Sixteen miles from the center, the heat from the blast ignites houses, paper, clothes, leaves, gasoline, and heating fuel, starting hundreds of thousands of fires. The winds, still 100 miles per hour at this distance merge these fires into a giant firestorm thirty miles across that engulfs eight hundred square miles.  The death rate is nearly one hundred percent.  Thirty miles from ground zero the heat of the blast causes third degree burns on exposed skin.  Even forty miles from the blast, anyone looking up at the sudden flash of light in the sky is instantly blinded. (The New England Journal of Medicine, Volume 266, Number22, May31, 1962, pages 1127-1155)

Some one million people die in Boston within minutes of the attack.  An additional one million are fatally injured. Severe burns are the most common medical problem.  Hundreds and hundreds of thousands of people sustain major second and third degree burns and need urgent and intensive medical care. They never get it. In the entire United States, there are only two thousand special beds for burn patients. (The New England Journal of Medicine, Volume 266, Number22, May31, 1962, pages 1127-1155)

Some five hundred thousand people, who manage to escape the firestorms, suffer from other severe injuries.  People struck by flying glass and debris have stab wounds of the head, chest and abdomen.  People are crushed under buildings and hurled through the air by the hurricane force winds.  Only ten percent of the population within a forty mile radius, some two hundred thousand people, escape without injuries.  (The New England Journal of Medicine, Volume 266, Number22, May31, 1962, pages 1127-1155)

Now the silent killer, radiation sickness, begins its work.  People exposed to very high doses of radiation develop convulsions and pass into coma and die, within the first day or two after the bomb explodes.  People exposed to lesser doses of radiation, down to about 400 to 600 Rads, suffer a gastrointestinal form of radiation sickness, experiencing nausea, vomiting and diarrhea soon after exposure which lasts for several days and then improves. Unfortunately, the symptoms return and become worse as their stomachs and intestines, damaged by the radiation, begin to shed. The majority of these people also die. (The New England Journal of Medicine, Volume 266, Number22, May31, 1962, pages 1127-1155)

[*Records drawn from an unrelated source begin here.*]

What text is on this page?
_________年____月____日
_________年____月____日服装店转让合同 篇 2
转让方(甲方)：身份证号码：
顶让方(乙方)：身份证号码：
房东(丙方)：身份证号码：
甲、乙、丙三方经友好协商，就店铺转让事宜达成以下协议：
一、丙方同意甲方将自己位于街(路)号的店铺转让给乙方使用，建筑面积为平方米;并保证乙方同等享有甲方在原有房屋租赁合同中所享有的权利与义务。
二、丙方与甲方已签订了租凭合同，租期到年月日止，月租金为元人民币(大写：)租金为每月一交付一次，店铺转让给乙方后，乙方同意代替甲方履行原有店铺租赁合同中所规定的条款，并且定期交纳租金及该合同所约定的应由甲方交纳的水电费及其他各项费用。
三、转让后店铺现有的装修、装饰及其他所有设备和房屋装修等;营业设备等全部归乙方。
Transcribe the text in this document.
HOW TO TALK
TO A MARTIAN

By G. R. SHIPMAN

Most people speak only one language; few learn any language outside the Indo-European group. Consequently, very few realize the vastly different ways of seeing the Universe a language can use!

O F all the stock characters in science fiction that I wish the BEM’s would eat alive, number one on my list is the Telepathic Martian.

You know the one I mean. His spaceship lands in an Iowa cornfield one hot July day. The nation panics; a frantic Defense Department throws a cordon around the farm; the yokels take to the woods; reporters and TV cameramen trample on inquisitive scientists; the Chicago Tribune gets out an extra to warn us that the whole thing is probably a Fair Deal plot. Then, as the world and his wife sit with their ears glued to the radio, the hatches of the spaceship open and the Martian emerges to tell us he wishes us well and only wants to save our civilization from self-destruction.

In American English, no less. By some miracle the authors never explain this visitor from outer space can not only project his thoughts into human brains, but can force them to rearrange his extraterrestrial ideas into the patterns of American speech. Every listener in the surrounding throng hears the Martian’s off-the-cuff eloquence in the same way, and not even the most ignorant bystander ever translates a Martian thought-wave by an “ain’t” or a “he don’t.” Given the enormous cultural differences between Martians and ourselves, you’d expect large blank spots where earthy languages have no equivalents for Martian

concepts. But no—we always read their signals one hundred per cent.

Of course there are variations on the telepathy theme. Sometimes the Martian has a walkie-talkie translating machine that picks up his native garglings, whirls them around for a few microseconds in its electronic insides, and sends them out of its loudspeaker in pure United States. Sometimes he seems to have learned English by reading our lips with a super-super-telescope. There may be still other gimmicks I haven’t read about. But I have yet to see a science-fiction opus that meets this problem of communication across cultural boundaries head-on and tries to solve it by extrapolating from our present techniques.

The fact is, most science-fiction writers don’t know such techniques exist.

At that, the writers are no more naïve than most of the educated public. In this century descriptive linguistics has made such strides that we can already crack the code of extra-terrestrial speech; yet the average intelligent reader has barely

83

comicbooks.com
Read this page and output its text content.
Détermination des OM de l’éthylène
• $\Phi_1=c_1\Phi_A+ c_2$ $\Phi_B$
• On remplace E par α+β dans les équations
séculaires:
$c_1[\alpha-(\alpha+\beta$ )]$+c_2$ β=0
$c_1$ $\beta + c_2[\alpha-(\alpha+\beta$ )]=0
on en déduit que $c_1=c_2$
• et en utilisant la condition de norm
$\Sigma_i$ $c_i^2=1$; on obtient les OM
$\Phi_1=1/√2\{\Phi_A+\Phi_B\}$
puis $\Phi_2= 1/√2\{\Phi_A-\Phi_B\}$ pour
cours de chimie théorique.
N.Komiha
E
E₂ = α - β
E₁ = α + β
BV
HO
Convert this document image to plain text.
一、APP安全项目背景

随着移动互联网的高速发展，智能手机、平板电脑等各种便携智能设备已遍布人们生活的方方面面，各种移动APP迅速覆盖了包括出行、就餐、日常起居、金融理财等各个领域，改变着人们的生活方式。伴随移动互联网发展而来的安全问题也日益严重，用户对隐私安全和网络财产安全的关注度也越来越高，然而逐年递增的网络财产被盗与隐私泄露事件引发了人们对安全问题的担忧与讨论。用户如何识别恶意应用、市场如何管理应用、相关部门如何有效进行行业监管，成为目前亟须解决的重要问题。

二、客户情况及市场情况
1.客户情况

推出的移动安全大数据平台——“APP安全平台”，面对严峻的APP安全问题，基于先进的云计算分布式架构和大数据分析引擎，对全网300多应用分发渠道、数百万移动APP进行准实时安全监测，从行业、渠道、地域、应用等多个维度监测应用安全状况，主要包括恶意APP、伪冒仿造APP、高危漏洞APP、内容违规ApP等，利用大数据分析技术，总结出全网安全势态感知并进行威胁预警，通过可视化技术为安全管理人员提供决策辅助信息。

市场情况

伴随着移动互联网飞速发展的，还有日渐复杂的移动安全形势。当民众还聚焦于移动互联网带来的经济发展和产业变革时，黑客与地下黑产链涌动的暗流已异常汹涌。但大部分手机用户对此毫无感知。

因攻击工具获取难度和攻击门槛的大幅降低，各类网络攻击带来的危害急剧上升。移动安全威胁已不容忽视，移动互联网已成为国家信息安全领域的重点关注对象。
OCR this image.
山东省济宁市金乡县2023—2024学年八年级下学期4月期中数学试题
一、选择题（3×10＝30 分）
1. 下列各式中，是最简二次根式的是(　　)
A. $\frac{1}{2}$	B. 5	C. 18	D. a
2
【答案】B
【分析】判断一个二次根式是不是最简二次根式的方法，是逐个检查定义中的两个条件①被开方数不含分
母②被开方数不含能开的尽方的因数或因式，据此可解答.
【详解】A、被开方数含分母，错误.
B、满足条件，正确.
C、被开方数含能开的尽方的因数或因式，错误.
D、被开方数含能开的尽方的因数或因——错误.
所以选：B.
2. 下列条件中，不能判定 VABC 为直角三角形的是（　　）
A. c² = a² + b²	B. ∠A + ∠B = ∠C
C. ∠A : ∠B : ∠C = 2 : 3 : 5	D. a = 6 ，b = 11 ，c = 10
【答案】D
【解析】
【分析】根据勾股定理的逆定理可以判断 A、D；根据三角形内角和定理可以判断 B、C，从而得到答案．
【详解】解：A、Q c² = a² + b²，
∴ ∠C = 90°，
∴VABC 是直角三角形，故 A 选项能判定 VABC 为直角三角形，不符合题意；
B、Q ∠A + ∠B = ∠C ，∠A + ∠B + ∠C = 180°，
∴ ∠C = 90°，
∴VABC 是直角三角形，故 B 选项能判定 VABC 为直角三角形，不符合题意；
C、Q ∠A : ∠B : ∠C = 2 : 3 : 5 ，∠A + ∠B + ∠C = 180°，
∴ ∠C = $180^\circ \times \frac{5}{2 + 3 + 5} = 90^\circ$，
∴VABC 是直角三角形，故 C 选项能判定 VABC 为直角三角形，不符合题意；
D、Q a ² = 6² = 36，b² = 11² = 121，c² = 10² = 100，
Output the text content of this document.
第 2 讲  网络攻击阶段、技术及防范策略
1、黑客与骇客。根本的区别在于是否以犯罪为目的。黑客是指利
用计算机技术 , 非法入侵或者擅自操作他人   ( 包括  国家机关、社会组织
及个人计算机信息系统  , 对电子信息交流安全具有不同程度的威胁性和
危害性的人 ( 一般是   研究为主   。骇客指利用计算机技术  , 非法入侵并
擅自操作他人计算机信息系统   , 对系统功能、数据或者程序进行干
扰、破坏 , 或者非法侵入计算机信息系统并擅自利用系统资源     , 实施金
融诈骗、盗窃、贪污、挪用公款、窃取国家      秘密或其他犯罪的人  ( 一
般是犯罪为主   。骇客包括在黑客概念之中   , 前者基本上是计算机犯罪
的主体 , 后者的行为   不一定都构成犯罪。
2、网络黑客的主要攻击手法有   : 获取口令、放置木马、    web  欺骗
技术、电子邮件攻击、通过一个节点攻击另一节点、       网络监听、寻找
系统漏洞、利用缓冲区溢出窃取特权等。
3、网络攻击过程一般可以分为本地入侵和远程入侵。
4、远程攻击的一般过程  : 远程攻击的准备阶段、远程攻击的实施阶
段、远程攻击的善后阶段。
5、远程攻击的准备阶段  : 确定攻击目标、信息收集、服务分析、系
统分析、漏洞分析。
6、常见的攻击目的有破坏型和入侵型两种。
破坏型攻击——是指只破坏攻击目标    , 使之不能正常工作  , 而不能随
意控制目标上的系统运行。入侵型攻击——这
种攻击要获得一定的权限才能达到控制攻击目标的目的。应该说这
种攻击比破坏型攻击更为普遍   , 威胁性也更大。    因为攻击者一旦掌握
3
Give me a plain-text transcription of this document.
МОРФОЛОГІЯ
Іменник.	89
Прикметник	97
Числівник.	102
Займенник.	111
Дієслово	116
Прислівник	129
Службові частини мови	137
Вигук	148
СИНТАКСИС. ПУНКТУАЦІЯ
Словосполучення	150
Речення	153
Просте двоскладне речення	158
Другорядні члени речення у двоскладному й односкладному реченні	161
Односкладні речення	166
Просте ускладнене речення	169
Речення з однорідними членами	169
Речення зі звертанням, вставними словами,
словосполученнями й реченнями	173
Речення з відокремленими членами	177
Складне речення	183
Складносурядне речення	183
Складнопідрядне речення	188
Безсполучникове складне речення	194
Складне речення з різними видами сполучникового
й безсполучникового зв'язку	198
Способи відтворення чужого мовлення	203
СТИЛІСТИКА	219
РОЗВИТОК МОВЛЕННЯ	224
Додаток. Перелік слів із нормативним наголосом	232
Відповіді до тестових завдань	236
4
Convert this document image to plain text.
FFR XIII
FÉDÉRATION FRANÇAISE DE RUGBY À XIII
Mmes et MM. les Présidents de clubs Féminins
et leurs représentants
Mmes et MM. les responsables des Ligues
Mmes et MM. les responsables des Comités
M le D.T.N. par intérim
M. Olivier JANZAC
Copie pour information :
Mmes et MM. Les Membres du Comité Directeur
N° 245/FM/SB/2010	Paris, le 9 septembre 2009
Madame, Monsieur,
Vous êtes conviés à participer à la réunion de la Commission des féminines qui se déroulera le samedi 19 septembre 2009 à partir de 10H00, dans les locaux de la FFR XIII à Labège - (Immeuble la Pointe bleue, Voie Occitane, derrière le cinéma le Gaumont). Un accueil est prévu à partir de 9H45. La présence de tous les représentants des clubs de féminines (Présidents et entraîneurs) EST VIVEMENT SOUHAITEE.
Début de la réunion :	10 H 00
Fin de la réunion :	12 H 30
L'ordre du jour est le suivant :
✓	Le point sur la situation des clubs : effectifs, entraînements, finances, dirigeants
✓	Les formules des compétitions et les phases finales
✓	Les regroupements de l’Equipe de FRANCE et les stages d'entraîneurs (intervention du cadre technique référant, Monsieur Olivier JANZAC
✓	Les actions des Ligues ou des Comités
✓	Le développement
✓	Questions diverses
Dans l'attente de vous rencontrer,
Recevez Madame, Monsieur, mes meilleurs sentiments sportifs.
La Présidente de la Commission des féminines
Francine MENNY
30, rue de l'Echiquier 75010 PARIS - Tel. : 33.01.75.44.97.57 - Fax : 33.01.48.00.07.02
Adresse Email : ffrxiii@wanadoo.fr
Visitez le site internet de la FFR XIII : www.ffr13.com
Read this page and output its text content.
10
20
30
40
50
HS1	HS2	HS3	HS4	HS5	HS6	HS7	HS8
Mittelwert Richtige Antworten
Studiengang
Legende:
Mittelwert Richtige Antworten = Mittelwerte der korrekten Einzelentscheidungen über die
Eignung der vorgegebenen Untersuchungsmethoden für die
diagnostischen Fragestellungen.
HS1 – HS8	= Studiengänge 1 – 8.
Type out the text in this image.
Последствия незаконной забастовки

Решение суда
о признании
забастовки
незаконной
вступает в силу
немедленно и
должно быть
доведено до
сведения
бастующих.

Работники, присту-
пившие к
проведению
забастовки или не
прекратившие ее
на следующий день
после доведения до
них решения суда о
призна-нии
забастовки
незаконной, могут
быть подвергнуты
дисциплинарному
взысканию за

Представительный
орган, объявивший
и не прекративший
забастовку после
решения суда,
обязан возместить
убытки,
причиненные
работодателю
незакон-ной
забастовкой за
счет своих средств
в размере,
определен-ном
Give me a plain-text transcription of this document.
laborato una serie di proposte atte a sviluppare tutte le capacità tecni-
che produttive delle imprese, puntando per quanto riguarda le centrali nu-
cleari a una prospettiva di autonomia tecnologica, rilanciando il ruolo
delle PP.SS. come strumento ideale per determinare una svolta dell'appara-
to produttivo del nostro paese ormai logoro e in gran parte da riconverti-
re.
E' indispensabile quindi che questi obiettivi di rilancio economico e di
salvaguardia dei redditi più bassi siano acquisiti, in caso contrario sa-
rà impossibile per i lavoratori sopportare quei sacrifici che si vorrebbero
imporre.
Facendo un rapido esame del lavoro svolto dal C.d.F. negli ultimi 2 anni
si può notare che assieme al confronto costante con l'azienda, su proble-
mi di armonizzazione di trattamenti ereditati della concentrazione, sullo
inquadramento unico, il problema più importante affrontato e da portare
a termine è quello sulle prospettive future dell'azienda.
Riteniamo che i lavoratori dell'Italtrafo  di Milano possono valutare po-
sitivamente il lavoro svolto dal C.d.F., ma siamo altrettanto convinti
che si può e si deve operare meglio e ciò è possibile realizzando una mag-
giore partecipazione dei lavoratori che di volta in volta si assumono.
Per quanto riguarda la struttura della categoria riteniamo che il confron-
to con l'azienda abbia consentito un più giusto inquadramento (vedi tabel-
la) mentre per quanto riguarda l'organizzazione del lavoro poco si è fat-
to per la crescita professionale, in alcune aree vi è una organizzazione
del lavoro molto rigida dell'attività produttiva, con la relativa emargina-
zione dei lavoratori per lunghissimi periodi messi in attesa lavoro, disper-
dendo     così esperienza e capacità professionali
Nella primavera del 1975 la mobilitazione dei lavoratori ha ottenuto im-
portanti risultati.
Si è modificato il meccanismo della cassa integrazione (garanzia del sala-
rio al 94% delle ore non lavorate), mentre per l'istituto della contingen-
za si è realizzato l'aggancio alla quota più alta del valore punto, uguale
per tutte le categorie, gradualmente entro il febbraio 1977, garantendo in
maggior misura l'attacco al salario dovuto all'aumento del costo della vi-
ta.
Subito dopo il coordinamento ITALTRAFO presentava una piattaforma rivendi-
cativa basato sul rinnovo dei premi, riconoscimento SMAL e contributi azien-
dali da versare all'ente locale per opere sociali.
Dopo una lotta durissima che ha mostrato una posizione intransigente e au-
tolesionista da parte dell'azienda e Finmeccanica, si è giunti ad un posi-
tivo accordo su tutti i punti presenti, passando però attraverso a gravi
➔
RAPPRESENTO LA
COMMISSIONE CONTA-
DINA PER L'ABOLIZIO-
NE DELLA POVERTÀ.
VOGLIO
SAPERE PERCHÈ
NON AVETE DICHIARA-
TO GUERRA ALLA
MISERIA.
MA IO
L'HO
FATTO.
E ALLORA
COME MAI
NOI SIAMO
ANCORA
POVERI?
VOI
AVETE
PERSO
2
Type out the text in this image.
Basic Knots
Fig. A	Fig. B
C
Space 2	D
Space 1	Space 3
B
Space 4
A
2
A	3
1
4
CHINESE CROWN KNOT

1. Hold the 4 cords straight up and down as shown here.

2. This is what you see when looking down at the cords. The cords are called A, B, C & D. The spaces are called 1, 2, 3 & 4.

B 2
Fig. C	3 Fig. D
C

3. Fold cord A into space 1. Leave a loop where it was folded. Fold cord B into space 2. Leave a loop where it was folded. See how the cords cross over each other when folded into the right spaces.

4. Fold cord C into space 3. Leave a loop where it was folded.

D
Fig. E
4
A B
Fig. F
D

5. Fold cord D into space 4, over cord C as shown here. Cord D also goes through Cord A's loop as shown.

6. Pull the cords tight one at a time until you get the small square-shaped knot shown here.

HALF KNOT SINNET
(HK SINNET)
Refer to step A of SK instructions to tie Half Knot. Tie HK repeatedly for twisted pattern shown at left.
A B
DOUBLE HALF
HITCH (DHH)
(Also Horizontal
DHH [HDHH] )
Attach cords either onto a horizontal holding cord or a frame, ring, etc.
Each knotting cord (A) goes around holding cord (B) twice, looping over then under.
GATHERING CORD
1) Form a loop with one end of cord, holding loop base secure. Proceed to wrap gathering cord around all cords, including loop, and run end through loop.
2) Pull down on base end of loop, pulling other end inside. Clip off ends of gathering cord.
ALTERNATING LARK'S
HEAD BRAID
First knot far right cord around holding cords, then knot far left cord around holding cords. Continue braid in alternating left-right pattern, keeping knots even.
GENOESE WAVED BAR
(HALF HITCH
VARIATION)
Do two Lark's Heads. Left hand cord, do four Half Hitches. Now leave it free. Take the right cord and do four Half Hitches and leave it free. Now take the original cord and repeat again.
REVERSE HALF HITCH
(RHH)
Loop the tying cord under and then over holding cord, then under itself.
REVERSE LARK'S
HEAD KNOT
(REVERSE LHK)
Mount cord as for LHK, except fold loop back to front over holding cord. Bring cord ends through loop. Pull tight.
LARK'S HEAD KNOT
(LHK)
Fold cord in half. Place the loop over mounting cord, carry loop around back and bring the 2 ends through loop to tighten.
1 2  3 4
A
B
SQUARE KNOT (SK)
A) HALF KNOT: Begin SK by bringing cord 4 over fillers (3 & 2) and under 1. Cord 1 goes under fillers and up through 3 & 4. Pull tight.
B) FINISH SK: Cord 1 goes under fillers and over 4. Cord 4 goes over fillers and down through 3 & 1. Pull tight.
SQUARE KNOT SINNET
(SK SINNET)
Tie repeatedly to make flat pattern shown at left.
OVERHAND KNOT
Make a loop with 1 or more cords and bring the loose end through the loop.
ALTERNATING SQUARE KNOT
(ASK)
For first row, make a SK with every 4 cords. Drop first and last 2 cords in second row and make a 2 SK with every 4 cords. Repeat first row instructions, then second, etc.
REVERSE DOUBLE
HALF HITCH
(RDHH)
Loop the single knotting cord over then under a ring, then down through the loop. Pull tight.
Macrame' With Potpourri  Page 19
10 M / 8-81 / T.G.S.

Only limited medical resources are available to care for the million and a half injured. Seventy percent of the medical professionals are killed outright or fatally wounded, with another fifteen percent disabled by lesser wounds.  There are only one thousand doctors to care for 1.5 million desperately injured people. There are fewer than two hundred hospital beds left in the entire Boston metropolitan area.  Doctors work without any of the tools essential to modern medicine. There are few X-ray machines remaining and no electricity to run those that survive.  Stocks of medicine are quickly consumed.  There are no antibiotics, no sterile surgical instruments, no blood, no plasma, and even water and food are in scant supply.  Even among the hundreds of thousands of wounded who did not have injuries that would normally have been fatal, most die. (The New England Journal of Medicine, Volume 266, Number22, May31, 1962, pages 1127-1155)

From this one bomb alone, some 2.5 million Americans die within the first month after the Soviet attack (more than six times more than all Americans killed in World War II).

(The New England Journal of Medicine, Volume 266, Number22, May31, 1962, pages 1127-1155)

Over ninety million people, some fifty three per cent of the American population, die on November 8, 1962.  The east, west and gulf coast cities are destroyed.  Only the prairie and mountain states remain relatively untouched.